Hayatımız üzerine sorular sormak sonsuz bir uğraştır. Ancak eyleme geçmek için soruların yanıtlarını bekleyecek kadar uzun yaşamıyoruz. Yaşamın anlamını sorgulamanın yanında bir de hayatın bizi her an sorguladığını düşünüyor muyuz? Modern insanın bencilliğinin bir hâli de budur. “Yaşamın anlamı hakkında sorular sormayı bırakmamız, bunun yerine kendimizi yaşam tarafından her gün, her saat sorgulanan birileri olarak düşünmemiz gerekirdi. Nihai anlamda yaşam, sorunlara doğru çözümler bulmak ve her birey için kesintisiz olarak koyduğu görevleri yerine getirme sorumluluğunu almak anlamına gelir.” diyor Dr. Frankl. Haksız mı? Hep hayattan beklentilerimizi konuşuruz. Peki, hayat bizden ne bekliyor?

Kendisi hayatı sorgularken hayatın veya doğanın ona yüklediği sorumluluğu görmezden gelmek ne kadar doğrudur? Anlam arayışımız, haz isteğimiz ve özgürlük tutkumuz kadar önemli bir şeyin de “sorumluluk” olduğu unutulmamalıdır. Bunları dengede tutmak ideal insanın başarısıdır.

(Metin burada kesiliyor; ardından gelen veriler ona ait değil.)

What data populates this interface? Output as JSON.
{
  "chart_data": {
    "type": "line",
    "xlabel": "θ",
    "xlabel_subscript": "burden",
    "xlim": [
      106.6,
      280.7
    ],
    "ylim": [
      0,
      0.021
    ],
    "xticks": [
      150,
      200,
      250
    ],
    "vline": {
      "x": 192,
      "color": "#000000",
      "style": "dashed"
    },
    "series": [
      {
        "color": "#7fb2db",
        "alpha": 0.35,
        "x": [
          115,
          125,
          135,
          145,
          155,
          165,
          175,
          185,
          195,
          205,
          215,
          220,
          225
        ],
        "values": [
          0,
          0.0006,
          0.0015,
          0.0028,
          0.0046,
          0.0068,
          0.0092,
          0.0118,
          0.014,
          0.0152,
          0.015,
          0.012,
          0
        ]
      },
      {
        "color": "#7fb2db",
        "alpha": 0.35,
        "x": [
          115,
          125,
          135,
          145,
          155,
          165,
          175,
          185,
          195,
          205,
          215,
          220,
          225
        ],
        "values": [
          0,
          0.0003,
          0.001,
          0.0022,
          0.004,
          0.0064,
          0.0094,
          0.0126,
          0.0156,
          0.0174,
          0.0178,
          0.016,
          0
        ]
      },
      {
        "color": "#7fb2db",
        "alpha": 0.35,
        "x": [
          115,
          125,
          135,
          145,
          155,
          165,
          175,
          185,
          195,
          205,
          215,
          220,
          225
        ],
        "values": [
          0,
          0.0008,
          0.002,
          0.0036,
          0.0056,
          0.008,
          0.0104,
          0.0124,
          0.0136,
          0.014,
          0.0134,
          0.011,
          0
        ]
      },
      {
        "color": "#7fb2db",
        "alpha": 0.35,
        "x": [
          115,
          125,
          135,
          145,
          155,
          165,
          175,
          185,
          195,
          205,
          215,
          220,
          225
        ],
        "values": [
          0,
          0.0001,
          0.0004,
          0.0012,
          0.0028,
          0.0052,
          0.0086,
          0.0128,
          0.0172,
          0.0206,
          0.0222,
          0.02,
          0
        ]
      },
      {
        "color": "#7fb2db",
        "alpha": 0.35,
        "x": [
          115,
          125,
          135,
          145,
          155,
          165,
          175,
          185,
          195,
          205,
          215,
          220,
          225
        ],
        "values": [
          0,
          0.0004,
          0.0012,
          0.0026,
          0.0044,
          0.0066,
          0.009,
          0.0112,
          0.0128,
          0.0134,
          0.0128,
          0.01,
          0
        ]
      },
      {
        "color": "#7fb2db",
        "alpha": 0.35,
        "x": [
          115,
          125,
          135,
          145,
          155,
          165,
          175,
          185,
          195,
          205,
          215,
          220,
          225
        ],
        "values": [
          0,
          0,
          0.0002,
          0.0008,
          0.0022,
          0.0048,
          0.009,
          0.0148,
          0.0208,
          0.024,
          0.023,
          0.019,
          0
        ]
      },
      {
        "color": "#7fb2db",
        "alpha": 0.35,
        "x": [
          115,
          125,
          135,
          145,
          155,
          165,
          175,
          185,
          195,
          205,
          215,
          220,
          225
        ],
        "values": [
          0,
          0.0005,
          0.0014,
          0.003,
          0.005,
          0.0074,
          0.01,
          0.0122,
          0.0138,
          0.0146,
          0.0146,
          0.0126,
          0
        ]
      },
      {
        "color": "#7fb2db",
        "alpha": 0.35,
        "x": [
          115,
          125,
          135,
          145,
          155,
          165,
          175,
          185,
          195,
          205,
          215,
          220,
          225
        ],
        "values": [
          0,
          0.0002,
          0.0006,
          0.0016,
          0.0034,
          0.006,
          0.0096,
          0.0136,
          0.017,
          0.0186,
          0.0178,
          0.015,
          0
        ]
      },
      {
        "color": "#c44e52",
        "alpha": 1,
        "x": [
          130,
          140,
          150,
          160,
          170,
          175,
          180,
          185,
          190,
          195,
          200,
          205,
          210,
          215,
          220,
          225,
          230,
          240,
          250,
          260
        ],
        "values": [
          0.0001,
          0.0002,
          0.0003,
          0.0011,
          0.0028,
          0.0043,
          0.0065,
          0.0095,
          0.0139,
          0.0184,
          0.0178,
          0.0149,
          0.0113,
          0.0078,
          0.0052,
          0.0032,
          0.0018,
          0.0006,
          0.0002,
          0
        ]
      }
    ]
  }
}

Varlığımızla Dünyaya kattığımız anlamı da sorgulamamız gerekmez mi?

 

 

Nietzsche, acı çekmek sizi öldürmüyorsa güçlendirir! diyor. Acıdan güç devşirmek için ona yaklaşımımızı iyi belirlememiz gerekir. Aksi takdirde acı kimseyi güçlendirmez, değiştirmez.